Marina había encontrado un gran partido para su vida, aunque muy dichosa no parecía que fuera. En sus últimas visitas tanto él como Carmen Revuelta le habían adivinado una preocupante y huidiza tristeza en los ojos. Trataba de disimularla, pero no podía. Le negaba a su madre que le pasara nada. Incluso cuando ella le llegó a preguntar un día de esos tontos con lluvia veraniega si le preocupaba algo. Pero mentía. Aquella melancolía, no saben de qué, resultaba clarividente. Se le escapaba en algunas ausencias llamativas. Su cuerpo quedaba en la habitación, pero su pensamiento despegaba hacia lugares que sólo ella conocía. De golpe dejaba de prestar atención a las conversaciones y su madre tenía que chasquear los dedos para hacerla volver.
—Marina, hija, que te nos vas. ¿En qué demonios estás pensando?
—En nada, mamá. Es que me canso.
—¿Quieres que te lleve al médico?
—No, mujer. Es sueño. Sólo eso. El niño ha dormido muy mal, estaba inquieto. Me ha dado mala noche.
Los niños eran un escudo perfecto, diana de excusas permanentes. Pero también tabla de salvación en su vida. Lo malo iba a ser cuando crecieran. Ahora conseguían prenderle más de una sonrisa en la cara. Aunque en su fuero interno, Diego Martín y Carmen Revuelta sospechaban que eran más los disgustos que al cabo del día le traía a aquella casa demasiado grande, demasiado suntuosa, su marido. Más que de disgustos, debía hablar de desatenciones, desprecios, ninguneos, para ser crudos. Los ricos de cuna, ya se sabe, creen que no hay cosa que no puedan resolver convenientemente el dinero y las comodidades. No les faltaba a los tres de nada. Los mejores vestidos a la moda, viajes, veraneo donde se le antojase —que no era costoso, porque no quería otra cosa que pasar más de dos meses en casa de su madre—, buenos juguetes para los niños, educación esmerada y servicio suficiente como para no tener que preocuparse de ninguna minucia. Pero cariño, ternura, compañía, ay, esas niñerías por las que suspira cualquier alma cándida, de eso no adivinaba Diego Martín más que una entrega poco generosa, tiñosa que diría Serafina, agarrada. Pura avaricia sentimental. Le daba en la nariz al viejo Martín que aquel vasco galante y potentado, una vez conquistó a la mujer que consideró debía ser el florero de su vida, se olvidó de todo lo demás. Todo era belleza, amabilidad, discreción y conversación amena en Marina. Una joya de exposición, más para esos ricachones de la alta sociedad bilbaína. Además, cuando nacieron sus dos primeros hijos, para Íñigo de Zubieta quedó colmada la obligación de la descendencia.

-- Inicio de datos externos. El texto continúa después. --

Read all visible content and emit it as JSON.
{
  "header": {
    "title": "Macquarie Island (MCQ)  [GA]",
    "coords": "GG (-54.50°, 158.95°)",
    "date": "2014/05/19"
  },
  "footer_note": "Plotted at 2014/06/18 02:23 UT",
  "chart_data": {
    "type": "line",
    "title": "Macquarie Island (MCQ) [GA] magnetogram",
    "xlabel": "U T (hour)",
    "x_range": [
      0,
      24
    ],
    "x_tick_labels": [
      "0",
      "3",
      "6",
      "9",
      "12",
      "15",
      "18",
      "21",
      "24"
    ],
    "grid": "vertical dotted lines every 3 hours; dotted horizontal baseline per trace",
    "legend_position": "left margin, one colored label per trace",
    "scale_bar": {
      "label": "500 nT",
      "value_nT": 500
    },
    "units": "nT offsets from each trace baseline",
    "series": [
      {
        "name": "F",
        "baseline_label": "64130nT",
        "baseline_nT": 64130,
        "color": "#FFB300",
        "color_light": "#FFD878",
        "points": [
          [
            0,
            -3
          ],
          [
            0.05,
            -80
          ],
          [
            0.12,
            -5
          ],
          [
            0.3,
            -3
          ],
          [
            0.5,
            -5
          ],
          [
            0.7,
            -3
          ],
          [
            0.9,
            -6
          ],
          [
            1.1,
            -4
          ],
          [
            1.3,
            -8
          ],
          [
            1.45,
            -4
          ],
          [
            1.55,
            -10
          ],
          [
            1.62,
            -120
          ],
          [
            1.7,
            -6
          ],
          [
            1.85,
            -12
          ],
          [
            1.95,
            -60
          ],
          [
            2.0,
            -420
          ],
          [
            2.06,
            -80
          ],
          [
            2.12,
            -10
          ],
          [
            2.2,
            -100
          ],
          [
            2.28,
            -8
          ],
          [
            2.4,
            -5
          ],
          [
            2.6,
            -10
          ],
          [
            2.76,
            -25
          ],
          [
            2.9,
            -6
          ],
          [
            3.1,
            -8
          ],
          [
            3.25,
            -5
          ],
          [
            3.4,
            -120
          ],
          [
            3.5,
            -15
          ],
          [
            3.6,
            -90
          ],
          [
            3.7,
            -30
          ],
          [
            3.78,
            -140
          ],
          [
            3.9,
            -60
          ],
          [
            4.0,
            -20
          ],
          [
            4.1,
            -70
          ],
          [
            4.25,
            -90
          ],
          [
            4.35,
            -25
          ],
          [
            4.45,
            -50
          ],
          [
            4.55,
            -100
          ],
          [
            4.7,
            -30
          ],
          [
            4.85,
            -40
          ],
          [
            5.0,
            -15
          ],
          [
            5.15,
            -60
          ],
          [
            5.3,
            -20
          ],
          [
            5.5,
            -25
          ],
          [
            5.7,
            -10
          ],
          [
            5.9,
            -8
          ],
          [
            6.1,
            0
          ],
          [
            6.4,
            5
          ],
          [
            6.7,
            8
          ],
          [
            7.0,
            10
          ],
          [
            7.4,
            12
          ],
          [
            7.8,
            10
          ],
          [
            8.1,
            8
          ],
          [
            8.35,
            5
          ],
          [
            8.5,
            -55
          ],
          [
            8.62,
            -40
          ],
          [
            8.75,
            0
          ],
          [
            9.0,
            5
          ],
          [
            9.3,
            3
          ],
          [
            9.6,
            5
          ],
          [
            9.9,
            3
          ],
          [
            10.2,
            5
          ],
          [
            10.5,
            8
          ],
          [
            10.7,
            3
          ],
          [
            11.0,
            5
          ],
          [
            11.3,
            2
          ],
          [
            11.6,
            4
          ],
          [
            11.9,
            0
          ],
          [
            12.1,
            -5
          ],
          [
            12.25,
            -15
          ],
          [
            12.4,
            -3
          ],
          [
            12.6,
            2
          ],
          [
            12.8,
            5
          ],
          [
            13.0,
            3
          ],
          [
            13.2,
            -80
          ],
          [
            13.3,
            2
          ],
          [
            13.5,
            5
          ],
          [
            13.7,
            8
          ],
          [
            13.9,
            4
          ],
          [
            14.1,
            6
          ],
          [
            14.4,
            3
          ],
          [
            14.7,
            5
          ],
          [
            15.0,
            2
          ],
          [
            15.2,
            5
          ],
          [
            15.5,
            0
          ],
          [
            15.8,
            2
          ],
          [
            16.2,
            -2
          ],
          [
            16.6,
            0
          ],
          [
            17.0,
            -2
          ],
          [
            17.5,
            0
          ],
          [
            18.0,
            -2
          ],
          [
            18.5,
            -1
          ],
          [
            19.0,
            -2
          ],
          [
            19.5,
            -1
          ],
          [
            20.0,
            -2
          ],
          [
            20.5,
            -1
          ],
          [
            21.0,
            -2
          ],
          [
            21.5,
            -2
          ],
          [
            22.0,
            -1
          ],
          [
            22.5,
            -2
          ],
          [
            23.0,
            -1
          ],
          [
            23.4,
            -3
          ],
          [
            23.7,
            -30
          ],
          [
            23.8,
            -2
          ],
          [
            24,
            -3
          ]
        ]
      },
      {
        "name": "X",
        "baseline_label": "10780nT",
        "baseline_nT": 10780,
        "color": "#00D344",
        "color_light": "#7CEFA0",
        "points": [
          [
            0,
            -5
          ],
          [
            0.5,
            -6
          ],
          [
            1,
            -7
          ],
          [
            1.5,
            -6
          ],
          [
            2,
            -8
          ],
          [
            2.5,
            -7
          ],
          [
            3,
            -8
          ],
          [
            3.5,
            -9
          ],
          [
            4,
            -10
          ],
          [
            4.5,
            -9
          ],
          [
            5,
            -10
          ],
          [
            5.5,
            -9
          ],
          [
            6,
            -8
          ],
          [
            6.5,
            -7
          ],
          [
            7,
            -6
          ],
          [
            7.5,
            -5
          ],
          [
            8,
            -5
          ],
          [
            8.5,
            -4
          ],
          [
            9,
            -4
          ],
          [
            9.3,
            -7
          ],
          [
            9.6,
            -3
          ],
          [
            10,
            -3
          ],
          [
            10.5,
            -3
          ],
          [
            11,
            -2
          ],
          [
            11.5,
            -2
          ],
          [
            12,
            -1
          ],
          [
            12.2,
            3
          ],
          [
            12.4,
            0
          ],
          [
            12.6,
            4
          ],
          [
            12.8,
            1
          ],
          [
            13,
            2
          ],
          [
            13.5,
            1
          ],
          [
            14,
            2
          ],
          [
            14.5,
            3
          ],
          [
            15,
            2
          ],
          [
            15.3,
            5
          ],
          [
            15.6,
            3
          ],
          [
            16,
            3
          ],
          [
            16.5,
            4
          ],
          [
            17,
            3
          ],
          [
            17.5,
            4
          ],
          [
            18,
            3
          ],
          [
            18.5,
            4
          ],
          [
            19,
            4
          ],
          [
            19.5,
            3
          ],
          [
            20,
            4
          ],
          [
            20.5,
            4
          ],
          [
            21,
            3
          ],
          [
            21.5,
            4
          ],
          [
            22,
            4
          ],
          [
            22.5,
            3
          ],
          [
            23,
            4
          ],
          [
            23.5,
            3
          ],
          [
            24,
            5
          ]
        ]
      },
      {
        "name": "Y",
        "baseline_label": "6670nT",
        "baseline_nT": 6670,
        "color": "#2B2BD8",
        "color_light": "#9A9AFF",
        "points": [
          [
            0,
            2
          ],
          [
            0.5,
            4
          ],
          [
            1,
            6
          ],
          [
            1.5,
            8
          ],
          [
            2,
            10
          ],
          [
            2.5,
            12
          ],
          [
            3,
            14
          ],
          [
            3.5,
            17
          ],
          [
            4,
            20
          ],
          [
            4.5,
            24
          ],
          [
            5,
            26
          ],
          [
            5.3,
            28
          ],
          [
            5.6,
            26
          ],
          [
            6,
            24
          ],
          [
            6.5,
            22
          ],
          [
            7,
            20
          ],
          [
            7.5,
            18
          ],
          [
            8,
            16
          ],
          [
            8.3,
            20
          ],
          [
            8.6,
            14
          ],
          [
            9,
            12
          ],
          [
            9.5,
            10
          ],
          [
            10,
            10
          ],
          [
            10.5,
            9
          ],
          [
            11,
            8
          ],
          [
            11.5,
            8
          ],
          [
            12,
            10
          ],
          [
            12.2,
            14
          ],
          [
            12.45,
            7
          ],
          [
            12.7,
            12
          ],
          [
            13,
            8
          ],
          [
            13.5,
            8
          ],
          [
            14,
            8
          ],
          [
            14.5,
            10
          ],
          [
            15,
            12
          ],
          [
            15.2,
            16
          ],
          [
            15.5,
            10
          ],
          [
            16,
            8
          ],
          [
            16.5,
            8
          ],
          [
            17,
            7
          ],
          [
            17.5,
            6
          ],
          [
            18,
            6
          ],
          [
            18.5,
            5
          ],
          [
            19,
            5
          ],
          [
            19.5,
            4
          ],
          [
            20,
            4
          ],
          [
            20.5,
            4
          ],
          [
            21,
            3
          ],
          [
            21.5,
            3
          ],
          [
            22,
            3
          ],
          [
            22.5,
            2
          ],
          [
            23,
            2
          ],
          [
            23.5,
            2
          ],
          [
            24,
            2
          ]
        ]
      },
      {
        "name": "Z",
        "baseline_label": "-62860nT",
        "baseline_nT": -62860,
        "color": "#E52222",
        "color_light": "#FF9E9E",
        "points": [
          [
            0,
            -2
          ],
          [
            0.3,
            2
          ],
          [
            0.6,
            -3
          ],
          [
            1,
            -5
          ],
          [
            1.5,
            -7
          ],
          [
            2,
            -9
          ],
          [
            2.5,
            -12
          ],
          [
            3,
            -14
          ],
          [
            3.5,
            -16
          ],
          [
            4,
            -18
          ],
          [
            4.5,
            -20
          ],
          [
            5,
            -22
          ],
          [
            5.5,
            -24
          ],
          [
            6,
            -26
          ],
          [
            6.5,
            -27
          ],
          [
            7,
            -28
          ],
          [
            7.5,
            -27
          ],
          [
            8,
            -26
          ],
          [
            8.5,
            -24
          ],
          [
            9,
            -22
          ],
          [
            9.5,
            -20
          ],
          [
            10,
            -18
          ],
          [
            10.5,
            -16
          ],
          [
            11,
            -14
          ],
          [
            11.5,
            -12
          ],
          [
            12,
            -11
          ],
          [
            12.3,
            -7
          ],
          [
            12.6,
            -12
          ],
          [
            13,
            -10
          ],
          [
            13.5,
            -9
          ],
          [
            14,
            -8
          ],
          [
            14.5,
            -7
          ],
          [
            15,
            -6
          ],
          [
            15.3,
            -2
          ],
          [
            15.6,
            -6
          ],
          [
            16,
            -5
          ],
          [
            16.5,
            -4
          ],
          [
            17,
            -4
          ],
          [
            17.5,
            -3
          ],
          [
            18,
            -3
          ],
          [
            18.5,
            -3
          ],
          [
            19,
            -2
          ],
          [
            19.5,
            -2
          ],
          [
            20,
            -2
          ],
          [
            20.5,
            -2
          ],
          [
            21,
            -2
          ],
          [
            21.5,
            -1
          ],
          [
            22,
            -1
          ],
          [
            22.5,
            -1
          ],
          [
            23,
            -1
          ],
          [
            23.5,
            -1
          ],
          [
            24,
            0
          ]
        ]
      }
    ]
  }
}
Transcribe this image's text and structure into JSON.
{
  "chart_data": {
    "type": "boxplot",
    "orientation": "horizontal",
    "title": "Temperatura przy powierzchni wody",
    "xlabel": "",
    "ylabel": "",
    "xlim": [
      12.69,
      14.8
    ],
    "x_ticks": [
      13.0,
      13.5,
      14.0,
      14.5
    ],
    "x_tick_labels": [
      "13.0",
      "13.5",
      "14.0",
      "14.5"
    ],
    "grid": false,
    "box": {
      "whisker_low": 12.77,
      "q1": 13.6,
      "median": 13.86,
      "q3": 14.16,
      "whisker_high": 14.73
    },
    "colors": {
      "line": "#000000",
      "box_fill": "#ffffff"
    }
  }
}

Los niños eran auténticos soles. Sanos, graciosos, abiertos. Más el menor que el primogénito. Quizás Íñigo, a sus cinco años, andaba demasiado imbuido en la responsabilidad de sentirse ya heredero de toda una estirpe vasca de posibles. Bosco, con tres, era en cambio demasiado pequeño como para sentirse nada más que pirata en juegos, futbolista de buena raza o protagonista de los cuentos que cada noche les leía su madre.
Aquellas cuatro criaturas y la quinta que estaba ahora por llegar eran en ese momento la auténtica preocupación y alegría del abuelo Martín. ¿Cómo no iba a romperse la cabeza ante el futuro que fuera capaz de dejarles?